Methods: Participants using insulin pump therapy were randomized to either 12 weeks of automated closed-loop glucose control, then 12 weeks of sensor augmented insulin pump therapy (open loop), or vice versa. Closed loop was used for 24 hours by adults and overnight only by children and adolescents. Participants completed the Diabetes Technology Questionnaire (DTQ) periodically and shared their views in semistructured interviews. This analysis characterizes the impact of the technology, positive and negative aspects of living with the device, alongside participants' expectations, hopes, and anxieties.

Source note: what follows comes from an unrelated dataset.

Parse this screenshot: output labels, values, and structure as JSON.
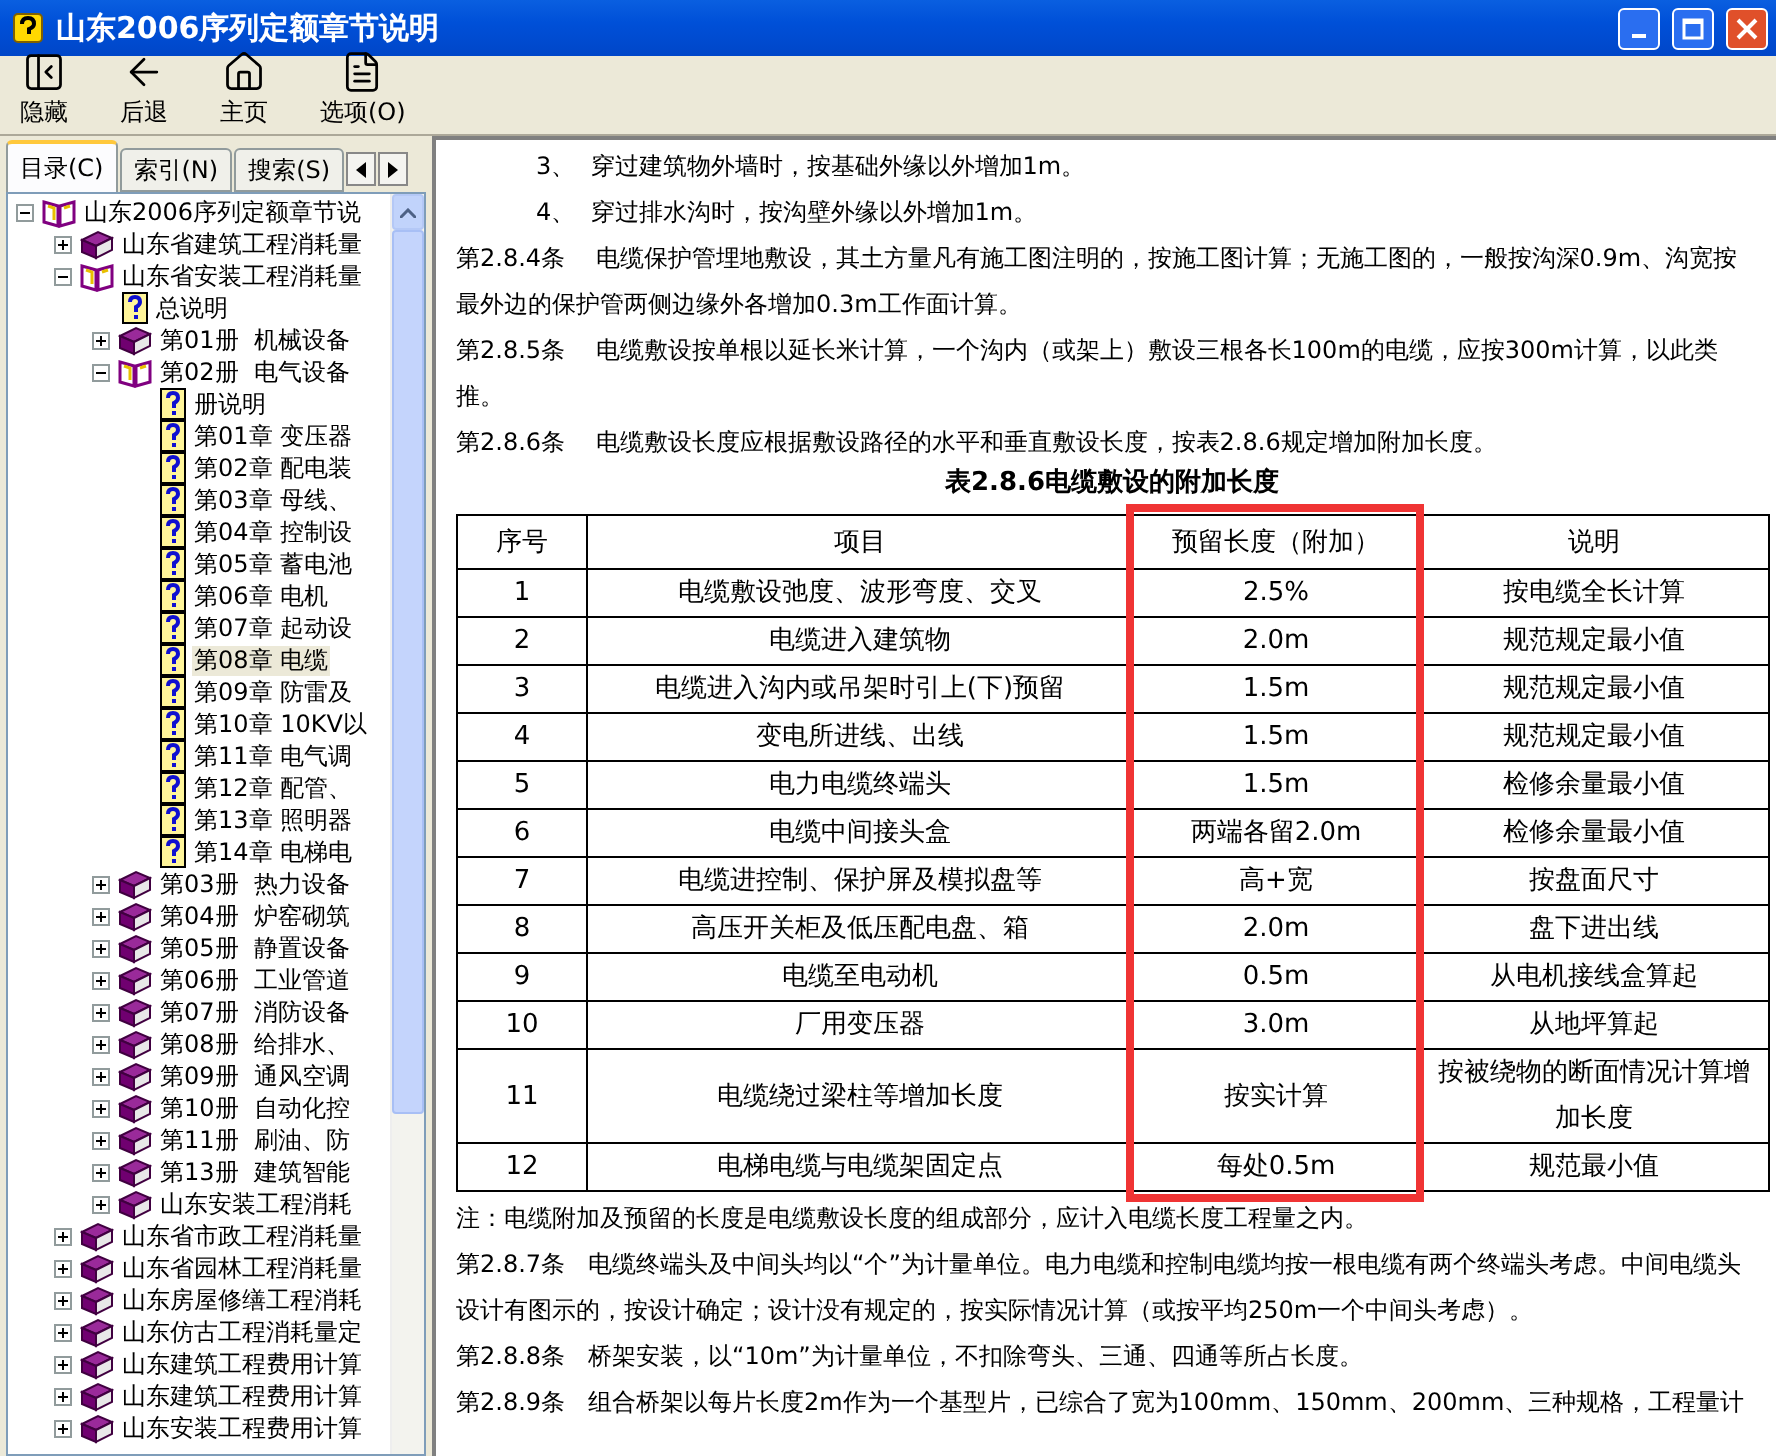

Results: Participants were 32 adults, age 38.6 ± 9.6 years, 55% male, and 26 children, mean age 12 years (range 6-18 years), 54% male. DTQ results indicated moderately favorable impact of, and satisfaction with, both open and closed loop interventions, but little evidence of a comparative advantage of either. Key positive themes included perceived improved blood glucose control, improved general well-being, particularly on waking, improved sleep, reduced burden of diabetes, and visibility of data. Key negative themes included having to carry around the equipment and dislike of the pump and second cannula (ie, sensor) inserted.
Conclusions: Overall, participants reported a positive experience of the closed loop technology. Results are consistent with previous research with size of equipment continuing to be a problem. Progress is being made in the usability of the closed-loop system.
Keywords: artificial pancreas; closed loop; psychosocial; type 1 diabetes.